Author: R.W. Emerson, W.H. Channing, J.F. Clarke
Published: Roberts Brothers 1874 Boston


  While residing at Providence, and during her visits to Boston, in her vacations, Margaret’s mind was opening more and more to the charms of art.

  ‘The Ton-Kunst, the Ton-Welt, give me now more stimulus than the written Word; for music seems to contain everything in nature, unfolded into perfect harmony. In it the all and each are manifested in most rapid transition; the spiral and undulatory movement of beautiful creation is felt throughout, and, as we listen, thought is most clearly, because most mystically, perceived. * *

  I have been to hear Neukomm’s Oratorio of David. It is to music what Barry Corn wall’s verses and Talfourd’s Ion are to poetry. It is completely modern, and befits an age of consciousness. Nothing can be better arranged as a drama; the parts are in excellent gradation, the choruses are grand and effective, the composition, as a whole, brilliantly imposing. Yet it was dictated by taste and science only. Where are the enrapturing visions from the celestial world which shone down upon Haydn and Mozart; where the revelations from the depths of man’s nature, which impart such passion to the symphonies of Beethoven; where, even, the fascinating fairy land, gay with delight, of Rossini? O, Genius! none but thee shall make our hearts and heads throb, our cheeks crimson, our eyes overflow, or fill our whole being with the serene joy of faith.’ * *

  I went to see Vandenhoff twice, in Brutus and Virginius. Another line specimen of the conscious school; no inspiration, yet much taste. Spite of the thread-paper Tituses, the chambermaid Virginias, the washerwoman Tullias, and the people, made up of half a dozen chimney-sweeps, in carters’ frocks and red night-caps, this man had power to recall a thought of the old stately Roman, with his unity of will and deed.
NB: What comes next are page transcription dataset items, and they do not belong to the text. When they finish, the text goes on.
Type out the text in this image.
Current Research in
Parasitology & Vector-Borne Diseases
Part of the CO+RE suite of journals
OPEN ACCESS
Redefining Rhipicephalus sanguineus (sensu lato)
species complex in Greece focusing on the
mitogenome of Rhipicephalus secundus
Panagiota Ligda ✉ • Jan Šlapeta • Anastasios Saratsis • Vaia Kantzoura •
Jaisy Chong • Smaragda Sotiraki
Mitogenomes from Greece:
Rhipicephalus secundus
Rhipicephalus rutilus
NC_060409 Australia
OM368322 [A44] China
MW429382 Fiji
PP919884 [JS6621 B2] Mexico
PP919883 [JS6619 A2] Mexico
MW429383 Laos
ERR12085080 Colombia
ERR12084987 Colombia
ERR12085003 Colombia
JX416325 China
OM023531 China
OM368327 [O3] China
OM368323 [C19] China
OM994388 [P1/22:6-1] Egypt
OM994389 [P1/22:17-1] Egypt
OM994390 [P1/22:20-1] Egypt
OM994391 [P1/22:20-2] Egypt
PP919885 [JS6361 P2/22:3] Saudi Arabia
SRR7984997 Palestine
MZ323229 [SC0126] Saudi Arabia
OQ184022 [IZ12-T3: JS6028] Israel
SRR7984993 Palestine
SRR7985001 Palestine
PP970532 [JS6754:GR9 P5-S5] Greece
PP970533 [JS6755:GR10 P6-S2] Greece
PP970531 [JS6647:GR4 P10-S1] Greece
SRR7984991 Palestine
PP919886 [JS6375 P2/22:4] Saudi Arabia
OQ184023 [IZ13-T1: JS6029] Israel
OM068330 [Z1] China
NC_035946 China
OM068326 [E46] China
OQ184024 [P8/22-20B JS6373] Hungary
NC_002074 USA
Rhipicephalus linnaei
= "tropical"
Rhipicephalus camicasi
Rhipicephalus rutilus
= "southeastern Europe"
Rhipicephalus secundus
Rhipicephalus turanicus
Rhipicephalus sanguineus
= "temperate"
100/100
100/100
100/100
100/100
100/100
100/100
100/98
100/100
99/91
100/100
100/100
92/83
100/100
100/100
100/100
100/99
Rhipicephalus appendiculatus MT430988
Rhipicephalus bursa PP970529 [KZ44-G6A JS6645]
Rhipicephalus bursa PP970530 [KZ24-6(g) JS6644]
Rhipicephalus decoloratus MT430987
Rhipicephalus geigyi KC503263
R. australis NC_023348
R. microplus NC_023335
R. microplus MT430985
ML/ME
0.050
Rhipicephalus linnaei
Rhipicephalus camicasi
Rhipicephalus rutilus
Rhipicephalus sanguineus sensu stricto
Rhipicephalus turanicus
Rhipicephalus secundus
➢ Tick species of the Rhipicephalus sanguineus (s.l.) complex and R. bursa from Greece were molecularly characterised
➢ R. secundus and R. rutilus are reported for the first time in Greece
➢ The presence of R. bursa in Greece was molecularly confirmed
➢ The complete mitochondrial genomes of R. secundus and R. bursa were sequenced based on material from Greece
He was an admirable father, that fairest, noblest-part,—with a happy mixture of dignity and tenderness, blending the delicate sympathy of the companion with the calm wisdom of the teacher, and showing beneath the zone of duty a heart that has not forgot to throb with youthful love. This character,—which did actual fathers know how to be, they would fulfil the order of nature, and image Deity to their children,—Vandenhoff represented sufficiently, at least: to call up the beautiful ideal.’